4 《血の墓所》 4 《憑依された峰》 4 《荒廃踏みの小道》 2 《ロークスワイン城》 2 《目玉の暴君の住処》 2 《バグベアの居住地》 1 《見捨てられたぬかるみ、竹沼》 1 《反逆のるつぼ、霜剣山》 1 《ヨーグモスの墳墓、アーボーグ》 3 《沼》 -土地(24)- 4 《税血の収穫者》 1 《太陽の執事長、インティ》 1 《死の飢えのタイタン、クロクサ》 4 《砕骨の巨人》 2 《墓地の侵入者》 4 《黙示録、シェオルドレッド》 -クリーチャー(16)- |
4 《思考囲い》 1 《強迫》 4 《致命的な一押し》 2 《喉首狙い》 4 《密輸人の回転翼機》 1 《勢団の銀行破り》 4 《鏡割りの寓話》 -呪文(20)- |
2 《減衰球》 3 《碑出告が全てを貪る》 4 《虚空の力線》 3 《勢団の銀行破り》 2 《引き裂く流弾》 1 《食肉鉤虐殺事件》 -サイドボード(15)- |
そんなわけで本日1つ目のデッキは、以前はパイオニアと言えばこれ、というレベルで隆盛を誇っていた「ラクドス・ミッドレンジ」。デッキとしての特徴は……これと言ってない、それが特徴と言える。
《思考囲い》などの手札破壊と《致命的な一押し》などの除去、これらのバックアップで《砕骨の巨人》《墓地の侵入者》といった優秀なクリーチャーでのビートダウンを遂行していく。シンプルでありながら、どんなデッキを相手にしても実力を発揮できるという全天候対応型デッキなのが強みだ。吸血鬼デッキでなくとも《税血の収穫者》はパイオニア環境でも指折りの強力な2マナ域。ここから《鏡割りの寓話》と続く黄金リレー、《キキジキの鏡像》まで変身できれば収穫者コピーしてブン投げて……対クリーチャーデッキで殴り負けることを知らないクールすぎるムーブは健在だ。

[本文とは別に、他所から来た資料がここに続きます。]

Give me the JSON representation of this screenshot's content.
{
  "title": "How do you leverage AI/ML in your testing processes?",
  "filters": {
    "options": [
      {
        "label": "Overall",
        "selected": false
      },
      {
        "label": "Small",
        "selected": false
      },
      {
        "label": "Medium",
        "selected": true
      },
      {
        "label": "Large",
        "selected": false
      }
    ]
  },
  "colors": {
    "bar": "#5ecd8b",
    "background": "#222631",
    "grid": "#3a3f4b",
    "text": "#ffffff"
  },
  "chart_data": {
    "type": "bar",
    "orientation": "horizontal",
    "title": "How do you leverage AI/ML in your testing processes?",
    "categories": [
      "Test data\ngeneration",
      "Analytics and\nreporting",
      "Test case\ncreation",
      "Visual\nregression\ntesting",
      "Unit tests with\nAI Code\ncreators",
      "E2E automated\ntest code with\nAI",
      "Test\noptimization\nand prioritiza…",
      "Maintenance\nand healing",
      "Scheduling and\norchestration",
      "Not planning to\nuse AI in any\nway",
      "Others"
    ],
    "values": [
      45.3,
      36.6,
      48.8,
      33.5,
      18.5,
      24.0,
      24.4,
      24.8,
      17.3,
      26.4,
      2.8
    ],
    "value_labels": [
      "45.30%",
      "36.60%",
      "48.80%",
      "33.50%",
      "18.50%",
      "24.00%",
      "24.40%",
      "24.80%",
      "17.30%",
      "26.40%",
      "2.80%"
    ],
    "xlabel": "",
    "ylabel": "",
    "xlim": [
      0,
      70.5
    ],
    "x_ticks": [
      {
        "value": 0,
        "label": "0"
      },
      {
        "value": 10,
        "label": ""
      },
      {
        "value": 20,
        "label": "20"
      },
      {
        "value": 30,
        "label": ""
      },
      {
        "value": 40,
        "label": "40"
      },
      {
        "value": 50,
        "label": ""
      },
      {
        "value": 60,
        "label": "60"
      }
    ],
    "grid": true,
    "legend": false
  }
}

個性を持たないことが武器というラクドスミッドだが、あえて特徴的な部分を上げるとすれば機体の多さ。このリストでも《密輸人の回転翼機》《勢団の銀行破り》とメインサイド併せれば計8枚、他のパイオニアのアーキタイプではあまり見ない機体重視の構成になっている。どちらも2マナと軽く、カードを引くというアドバンテージをもたらすという点が採用理由になっている。
回転翼機は搭乗コストも軽いのでどんなクリーチャーでも乗り込め、飛行持ちのパワー3と攻撃役にはもってこい。攻撃すればカードを引いて1枚捨てる、手札の不要なカードを他のものと交換するアクションが取れる。これにより墓地を肥やせば《死の飢えのタイタン、クロクサ》の脱出コストが貯まり、強大なタイタンによるフィニッシュに繋げやすくなる。またクロクサは通常コストで唱えて戦場に出すと生け贄になってしまうが、これを捧げる前にタップして機体に搭乗させることができるクールなテクニックは覚えておこう。
さて、1年ほど前は環境の顔だったラクドスカラーのミッドレンジを紹介し……今回はこれでは終わらない。新たなラクドスの定番デッキとして、Magic Online上のトーナメントでメキメキと勢力を拡大している新ラクドスについても触れておこう。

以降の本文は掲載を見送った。